Friday, July 19, 2013

DINNER!!! & Dr. Persis Karim (SJSU) and Dr. Mary Adler (CSU) - Comparative Lit and Dialectically Driven Pedagogy

Before getting into the lectures of today, I have to pause for a moment and celebrate what was probably one of the best meals of my life... no joke!

Whenever my wife and I travel, we search out the most celebrated vegan and vegetarian eateries to test the mettle of local chefs. Communities with proximity to farms, collectives, and other such agricultural outlets typically get "bonus points" for the farm-to-table quality of their produce. San Francisco has long been our vegetarian "mecca," while smaller communities like Ithaca, New York and Asheville, North Carolina have crept closer and closer to attaining benchmark status over the years. This evening, after a little Yelp-based sleuthing, I found a vegan eatery around two miles from my hotel. Julia's, it seemed, was a page out of our hippy-dippy Asheville adventures... I liked it so much I felt compelled to write a Yelp review:

Yelp Review of Julia's

Some pictures of dinner:

The Restaurant

Vegan Chocolate Chip Cake!

Yellow Coconut Curry with Basmati Rice!



Roasted Red Pepper Hummus and Flatbread



Fresh Greens! Radishes, Cantaloupe, and Heirloom Tomatoes!



Returning once more to Steinbeck country, this morning's session found us spending time with Dr. Persis Karim, an associate professor of Comparative Literature at San Jose State University.

Dr. Karim introduced us to no less than twenty extra-curricular tie-ins to teaching Grapes of Wrath - from utilizing Grapes as a means to discuss the foreclosure and immigration crises to integrating the work of other seminal multicultural (many of them Californian authors as well!) authors. Maxine Hong Kingston's China Men, Tillie Olsen's Yonnonido: From the Thirties, Carlos Bulosan's America is in the Heart, Louis Owen's The Sharpest Sight, and Helen Viramontes' The Cariboo Cafe were just a few of the more notable texts mentioned and explored in this lecture. 

A large part of teaching a book as challenging as The Grapes of Wrath is generating what is called "student buy-in" early on... in order to accomplish this, teachers need to spend a good deal of time laying the brick-and-mortar contextual foundation prior to launching into the primary text itself. Dr. Karim gave us some additional ideas about integrating labor icon Cesar Chavez' struggles into the introductory materials of our units. Other names mentioned... Tomas Rivera, Sonia Nozario, and Juan Felipe Herrera... lots of good tie-ins waiting to happen!

Another cool idea Dr. Karim proposed was having ecology/biology/geology teachers "guest lecture" about the soil composition degradation issues that led up to the dust bowl... many English and Humanities teachers fail to really transmit the science behind soil erosion and students resultantly lose interest... as an environmental issue akin to how we feel about global warming in the 21st century, it seems important to get students to appreciate the gravity of this ecological disaster. 

As far as making connections to the people/agricultural workers in Grapes, Dr.

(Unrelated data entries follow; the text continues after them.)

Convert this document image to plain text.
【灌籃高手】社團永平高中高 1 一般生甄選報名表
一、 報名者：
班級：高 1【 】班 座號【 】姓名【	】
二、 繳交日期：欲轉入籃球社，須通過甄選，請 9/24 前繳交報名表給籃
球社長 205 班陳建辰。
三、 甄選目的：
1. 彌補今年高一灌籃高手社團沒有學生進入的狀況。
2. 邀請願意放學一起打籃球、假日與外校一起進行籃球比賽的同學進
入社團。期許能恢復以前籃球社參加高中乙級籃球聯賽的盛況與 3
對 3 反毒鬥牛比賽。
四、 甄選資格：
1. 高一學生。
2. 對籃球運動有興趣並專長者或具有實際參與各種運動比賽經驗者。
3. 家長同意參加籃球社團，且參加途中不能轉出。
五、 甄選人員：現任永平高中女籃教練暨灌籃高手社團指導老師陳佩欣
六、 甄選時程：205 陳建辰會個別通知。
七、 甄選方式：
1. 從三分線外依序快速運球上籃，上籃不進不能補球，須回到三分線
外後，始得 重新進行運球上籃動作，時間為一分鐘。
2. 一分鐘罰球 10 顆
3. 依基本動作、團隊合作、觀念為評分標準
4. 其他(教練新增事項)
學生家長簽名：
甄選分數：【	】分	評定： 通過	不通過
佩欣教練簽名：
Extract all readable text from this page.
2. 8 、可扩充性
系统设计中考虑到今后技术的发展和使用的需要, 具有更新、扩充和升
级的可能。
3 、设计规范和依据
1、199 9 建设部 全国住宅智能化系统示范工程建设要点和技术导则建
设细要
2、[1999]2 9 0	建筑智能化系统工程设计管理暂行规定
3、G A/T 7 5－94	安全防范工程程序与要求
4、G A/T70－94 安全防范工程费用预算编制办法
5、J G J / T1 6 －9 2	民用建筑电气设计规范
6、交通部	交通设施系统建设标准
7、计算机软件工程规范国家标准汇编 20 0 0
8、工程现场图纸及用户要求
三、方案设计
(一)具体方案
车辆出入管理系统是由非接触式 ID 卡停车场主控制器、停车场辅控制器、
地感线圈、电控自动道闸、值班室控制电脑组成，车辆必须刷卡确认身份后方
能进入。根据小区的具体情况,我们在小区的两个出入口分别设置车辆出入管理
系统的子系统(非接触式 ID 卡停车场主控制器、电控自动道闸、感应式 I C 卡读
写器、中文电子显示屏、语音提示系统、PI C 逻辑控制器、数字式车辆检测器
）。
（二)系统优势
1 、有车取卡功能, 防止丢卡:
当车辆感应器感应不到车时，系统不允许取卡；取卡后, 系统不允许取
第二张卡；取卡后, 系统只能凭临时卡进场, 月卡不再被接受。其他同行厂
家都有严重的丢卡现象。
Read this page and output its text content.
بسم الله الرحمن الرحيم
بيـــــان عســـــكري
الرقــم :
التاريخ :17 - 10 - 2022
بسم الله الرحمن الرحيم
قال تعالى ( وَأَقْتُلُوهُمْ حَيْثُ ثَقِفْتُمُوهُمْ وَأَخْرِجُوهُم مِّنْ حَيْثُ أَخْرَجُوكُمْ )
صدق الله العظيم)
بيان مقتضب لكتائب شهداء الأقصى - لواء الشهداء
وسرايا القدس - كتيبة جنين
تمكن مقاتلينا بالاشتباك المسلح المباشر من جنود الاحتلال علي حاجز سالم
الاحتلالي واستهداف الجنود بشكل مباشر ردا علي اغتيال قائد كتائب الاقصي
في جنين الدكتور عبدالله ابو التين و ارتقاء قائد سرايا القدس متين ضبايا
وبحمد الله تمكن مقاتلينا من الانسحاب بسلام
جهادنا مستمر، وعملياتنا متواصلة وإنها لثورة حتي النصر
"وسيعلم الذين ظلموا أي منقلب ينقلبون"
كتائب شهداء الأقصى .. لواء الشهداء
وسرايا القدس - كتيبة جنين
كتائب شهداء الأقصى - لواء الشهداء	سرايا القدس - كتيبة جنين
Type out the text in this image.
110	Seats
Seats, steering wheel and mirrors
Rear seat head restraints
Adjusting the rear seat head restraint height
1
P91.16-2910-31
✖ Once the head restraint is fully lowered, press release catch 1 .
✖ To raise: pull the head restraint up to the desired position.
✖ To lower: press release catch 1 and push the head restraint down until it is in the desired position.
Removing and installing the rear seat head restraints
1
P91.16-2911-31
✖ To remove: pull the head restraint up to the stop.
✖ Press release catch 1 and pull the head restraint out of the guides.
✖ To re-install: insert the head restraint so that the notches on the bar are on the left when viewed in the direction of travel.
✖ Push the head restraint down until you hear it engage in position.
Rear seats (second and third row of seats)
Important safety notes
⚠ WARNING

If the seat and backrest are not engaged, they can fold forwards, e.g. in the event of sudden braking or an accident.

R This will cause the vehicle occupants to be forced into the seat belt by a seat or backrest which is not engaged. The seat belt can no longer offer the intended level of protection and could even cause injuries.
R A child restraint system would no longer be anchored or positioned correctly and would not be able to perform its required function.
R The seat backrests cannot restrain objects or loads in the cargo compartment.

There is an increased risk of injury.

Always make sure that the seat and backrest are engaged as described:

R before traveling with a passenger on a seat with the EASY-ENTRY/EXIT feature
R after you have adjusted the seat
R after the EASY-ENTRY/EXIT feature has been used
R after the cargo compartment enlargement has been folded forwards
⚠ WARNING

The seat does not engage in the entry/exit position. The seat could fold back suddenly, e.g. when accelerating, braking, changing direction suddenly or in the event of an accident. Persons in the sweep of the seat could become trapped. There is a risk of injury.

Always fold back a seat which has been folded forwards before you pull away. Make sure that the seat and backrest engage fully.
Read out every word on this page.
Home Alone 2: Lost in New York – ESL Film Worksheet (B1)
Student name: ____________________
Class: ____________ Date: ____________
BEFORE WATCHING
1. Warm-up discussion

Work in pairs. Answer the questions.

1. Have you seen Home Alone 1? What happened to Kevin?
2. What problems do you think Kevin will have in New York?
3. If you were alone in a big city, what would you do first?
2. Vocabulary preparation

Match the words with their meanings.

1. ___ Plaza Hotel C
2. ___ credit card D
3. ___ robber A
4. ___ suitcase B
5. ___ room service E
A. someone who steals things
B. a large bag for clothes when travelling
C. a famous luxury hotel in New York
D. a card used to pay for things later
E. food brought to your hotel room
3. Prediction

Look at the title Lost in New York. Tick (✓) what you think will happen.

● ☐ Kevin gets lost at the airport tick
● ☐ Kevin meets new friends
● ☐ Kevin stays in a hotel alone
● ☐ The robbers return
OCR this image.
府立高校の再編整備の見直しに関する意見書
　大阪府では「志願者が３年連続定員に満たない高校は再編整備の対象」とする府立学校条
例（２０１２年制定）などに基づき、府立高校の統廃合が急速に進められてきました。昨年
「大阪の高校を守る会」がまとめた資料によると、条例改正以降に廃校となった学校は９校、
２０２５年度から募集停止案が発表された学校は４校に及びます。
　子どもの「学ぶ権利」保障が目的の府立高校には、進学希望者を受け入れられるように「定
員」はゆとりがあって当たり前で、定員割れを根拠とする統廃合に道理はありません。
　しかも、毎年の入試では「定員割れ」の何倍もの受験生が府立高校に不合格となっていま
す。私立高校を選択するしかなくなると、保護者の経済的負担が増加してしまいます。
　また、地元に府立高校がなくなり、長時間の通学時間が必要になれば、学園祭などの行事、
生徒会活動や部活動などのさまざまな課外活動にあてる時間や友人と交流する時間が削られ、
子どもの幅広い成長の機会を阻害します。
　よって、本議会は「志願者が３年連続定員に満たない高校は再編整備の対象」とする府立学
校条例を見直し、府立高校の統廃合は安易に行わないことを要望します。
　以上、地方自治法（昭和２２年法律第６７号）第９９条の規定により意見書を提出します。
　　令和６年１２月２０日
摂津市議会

Karim mentioned how her CSA (community supported agriculture group) sends out dossiers about the workers (most of them migrant immigrants) who harvest their crops with the boxes of veggies each month. This could be an interesting way to take the kids out into their community / bring the farming community into the classroom... could this generate some "local ownership" of the agricultural struggle catalogued in Grapes? Her CSA: Full Belly Farm

The second lecture with Dr. Mary Adler focused on dialogic interpretation. She introduced the lecture with some interesting quotes from Mikhail Bakhtin:

"Truth is not born nor is it to be found inside the head of an individual person... it is born between people collectively searching for truth, in the process of dialogic interaction."

"We must deal with the life and behavior of discourse in a contradictory and multi-layered world."

The driving idea behind Adler's lecture was to model ideas for showing students how to "unpack" the multiplicity of social voices within a passage taken from Grapes. As a close reading exercise, this will be extremely useful in the classroom... 

I'm off tomorrow from lecture (will be going for a hike and possibly a kayak trip early) and we will resume on Sunday evening at 5:30 for a completion of our general discussion of Grapes.